The 1968 Hollow Ridge Case — A Hidden Group of Children That Challenged Psychology, Science, and Reality Itself

  1. THE PSYCHIATRIC INVESTIGATION THAT FAILED TO FIND ANSWERS

Dr. William Ashford, a highly trained psychiatrist specializing in childhood trauma and institutional neglect, was brought in.

His conclusion after days of testing:

“This is organized beyond personality.”

Key findings included:

  • Children referred to themselves only as “we”
  • Information appeared to transfer between individuals without communication
  • Standard cognitive and emotional responses were absent or delayed
  • Pain response was minimal or nonexistent
  • Biological irregularities (including abnormal blood samples) were observed

One experiment changed everything.

A visual pattern shown to one child was later reproduced perfectly by others—who had never seen it.

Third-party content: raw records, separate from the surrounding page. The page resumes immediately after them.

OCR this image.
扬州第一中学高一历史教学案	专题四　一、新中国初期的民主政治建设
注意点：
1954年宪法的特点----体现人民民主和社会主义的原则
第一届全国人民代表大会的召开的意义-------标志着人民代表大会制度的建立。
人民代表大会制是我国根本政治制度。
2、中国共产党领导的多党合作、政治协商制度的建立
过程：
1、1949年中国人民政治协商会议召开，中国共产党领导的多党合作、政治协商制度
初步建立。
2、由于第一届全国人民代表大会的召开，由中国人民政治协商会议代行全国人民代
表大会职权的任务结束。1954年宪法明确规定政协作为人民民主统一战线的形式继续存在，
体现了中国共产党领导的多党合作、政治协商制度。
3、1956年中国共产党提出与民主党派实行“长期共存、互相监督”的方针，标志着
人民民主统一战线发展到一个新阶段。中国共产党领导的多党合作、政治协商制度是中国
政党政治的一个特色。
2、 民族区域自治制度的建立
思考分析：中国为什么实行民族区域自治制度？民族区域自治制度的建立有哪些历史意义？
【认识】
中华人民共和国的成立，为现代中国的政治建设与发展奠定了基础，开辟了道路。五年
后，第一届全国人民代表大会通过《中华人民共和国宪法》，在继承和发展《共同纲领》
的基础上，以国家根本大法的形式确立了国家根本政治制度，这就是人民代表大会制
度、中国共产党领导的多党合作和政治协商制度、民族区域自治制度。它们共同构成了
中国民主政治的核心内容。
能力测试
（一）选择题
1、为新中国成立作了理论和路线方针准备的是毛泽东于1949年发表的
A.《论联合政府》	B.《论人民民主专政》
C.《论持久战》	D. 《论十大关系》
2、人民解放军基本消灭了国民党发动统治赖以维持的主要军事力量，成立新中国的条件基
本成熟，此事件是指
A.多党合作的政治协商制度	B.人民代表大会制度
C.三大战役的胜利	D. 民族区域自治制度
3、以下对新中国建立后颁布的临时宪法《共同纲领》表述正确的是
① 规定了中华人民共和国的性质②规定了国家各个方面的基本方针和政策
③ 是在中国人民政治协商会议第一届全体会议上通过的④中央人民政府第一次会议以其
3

No known mechanism explained this.

Not in 1968.

Not even today.

  1. THE DEADLY DECISION THAT PROVED THEIR DEPENDENCY

Despite warnings, the state made a decision that aligns with many historical failures in child welfare systems:

They separated the children.

Within days:

  • The children stopped eating
  • Entered near-catatonic states
  • Displayed extreme distress without outward emotion

Then the deaths began.

No injuries.

No illness.

No visible cause.

Multiple children died in different locations within the same timeframe.

This triggered an emergency reversal.

When the survivors were reunited, the decline stopped almost immediately.

This remains one of the most chilling documented examples of fatal separation response in dependent group systems.